State Sen. Karen Tallian, D-Ogden Dunes, who led budget negotiations for the Senate Democrats, is disappointed with the spending and tax cut plan approved last week by the Republican-controlled General Assembly.
"It is a political show, full of sound and fury, signifying nothing," Tallian said.
From the state's largest expense, education, down to its smallest, among them food banks, Tallian believes Indiana wasted an opportunity to use its projected surpluses to restore funding cut during the recession and invest in the people and programs critical to the state's future.
"When you have teachers quitting because they can make more money driving a truck, there's something wrong with our system," Tallian said.
She noted that half the school corporations in the state will get fewer dollars in 2015 than they did in 2011.

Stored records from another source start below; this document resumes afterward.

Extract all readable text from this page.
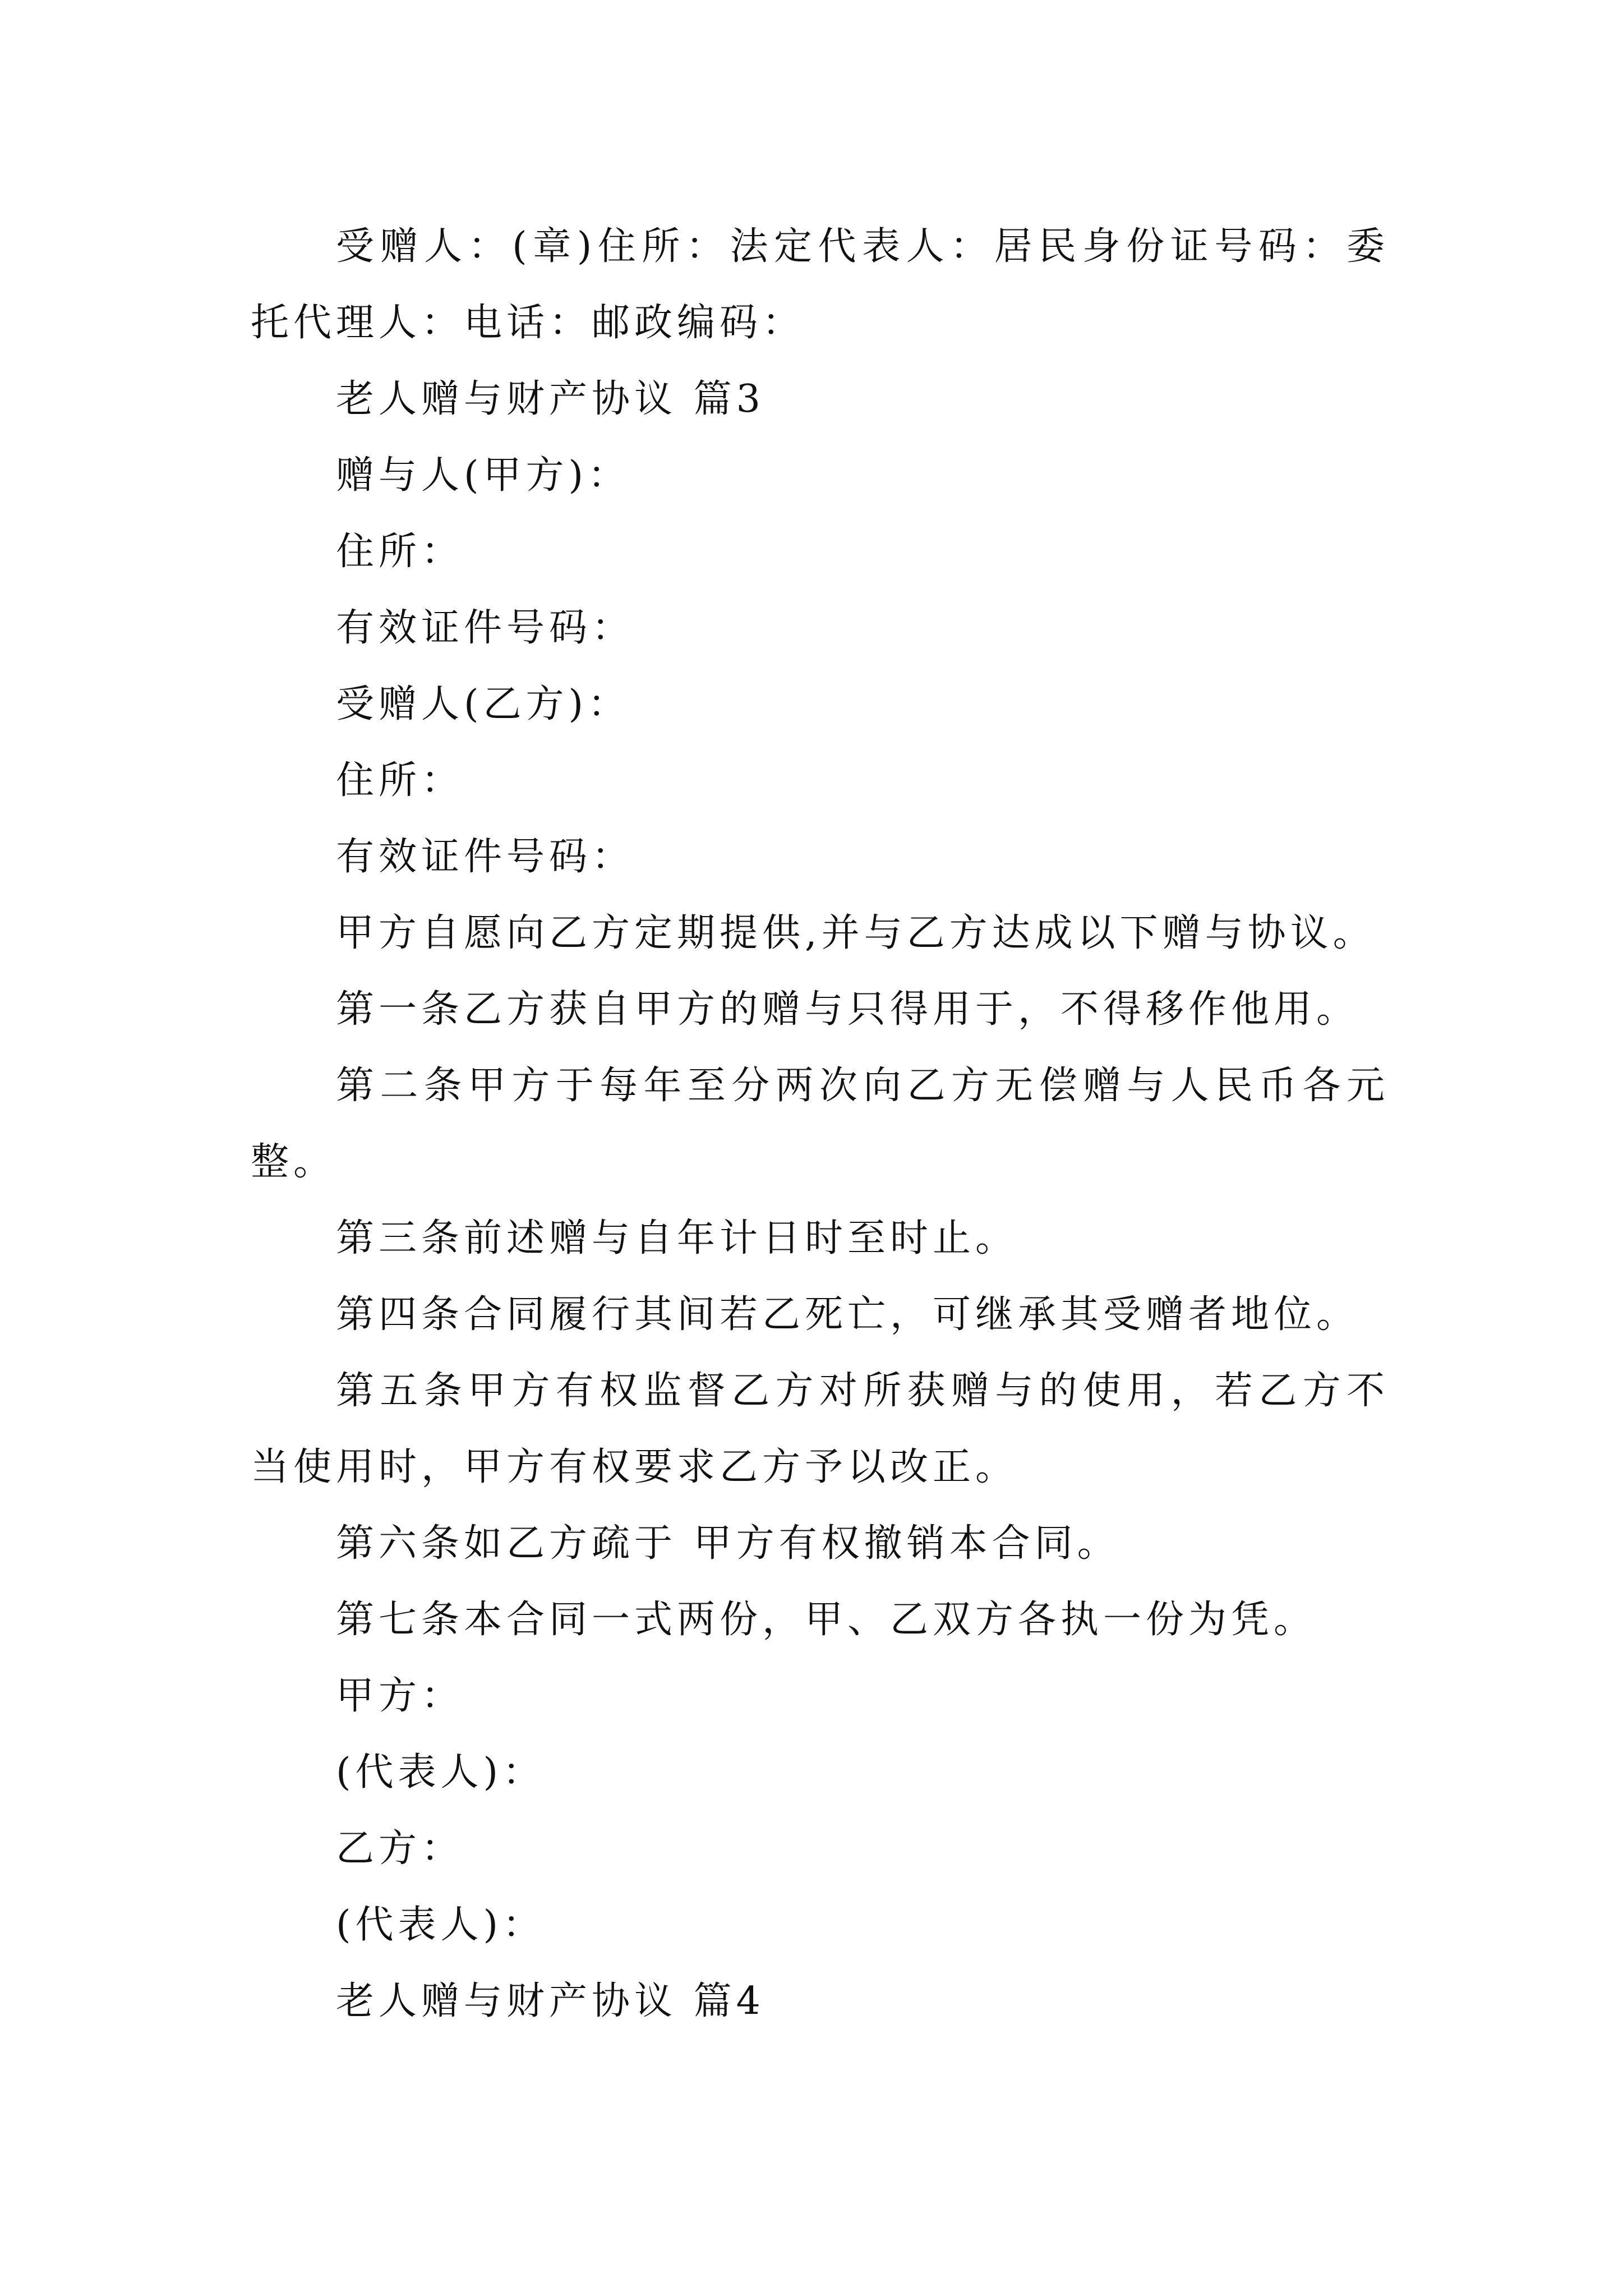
受赠人：(章)住所：法定代表人：居民身份证号码：委托代理人：电话：邮政编码：

老人赠与财产协议 篇3

赠与人(甲方)：

住所：

有效证件号码：

受赠人(乙方)：

住所：

有效证件号码：

甲方自愿向乙方定期提供,并与乙方达成以下赠与协议。

第一条乙方获自甲方的赠与只得用于，不得移作他用。

第二条甲方于每年至分两次向乙方无偿赠与人民币各元整。

第三条前述赠与自年计日时至时止。

第四条合同履行其间若乙死亡，可继承其受赠者地位。

第五条甲方有权监督乙方对所获赠与的使用，若乙方不当使用时，甲方有权要求乙方予以改正。

第六条如乙方疏于 甲方有权撤销本合同。

第七条本合同一式两份，甲、乙双方各执一份为凭。

甲方：

(代表人)：

乙方：

(代表人)：

老人赠与财产协议 篇4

And that's before slicing public school funding to redirect some $60 million a year to the state's private school voucher program, a portion of which may be paying for ineligible students because no one is checking compliance with voucher income requirements, she said.
"Vouchers have now become an entitlement program," Tallian said. "Either we have to separate the voucher money from the public school money, and we'd argue for a separate line item, or we have to add more money."
At the same time, she said, the budget contained in House Bill 1001 is "stingy" with what she described as "little programs," such as public television, community arts, the environment, women's shelters and tobacco cessation.
"All of these programs mean a lot to local people. These little programs win nothing from this budget. Some of them lose," Tallian said. "Giving back to the community does not just need to be in the form of a tax refund."
Speaking of the $1.1 billion in tax cuts included in the budget, Tallian called them "an illusion" because most were either already in effect or don't take effect for several years.
She described the 2015 personal income tax rate reduction to 3.3 percent from 3.4 percent as "smoke and mirrors."
"There's just no way that we can believe that anyone can claim this tax cut will create any jobs now," she said. "This is not a fiscally responsible thing to do. It's not necessary. It's not even wanted."
Tallian said public opinion polls show more Hoosiers prefer lawmakers decriminalize marijuana than support the tax cuts included in the budget.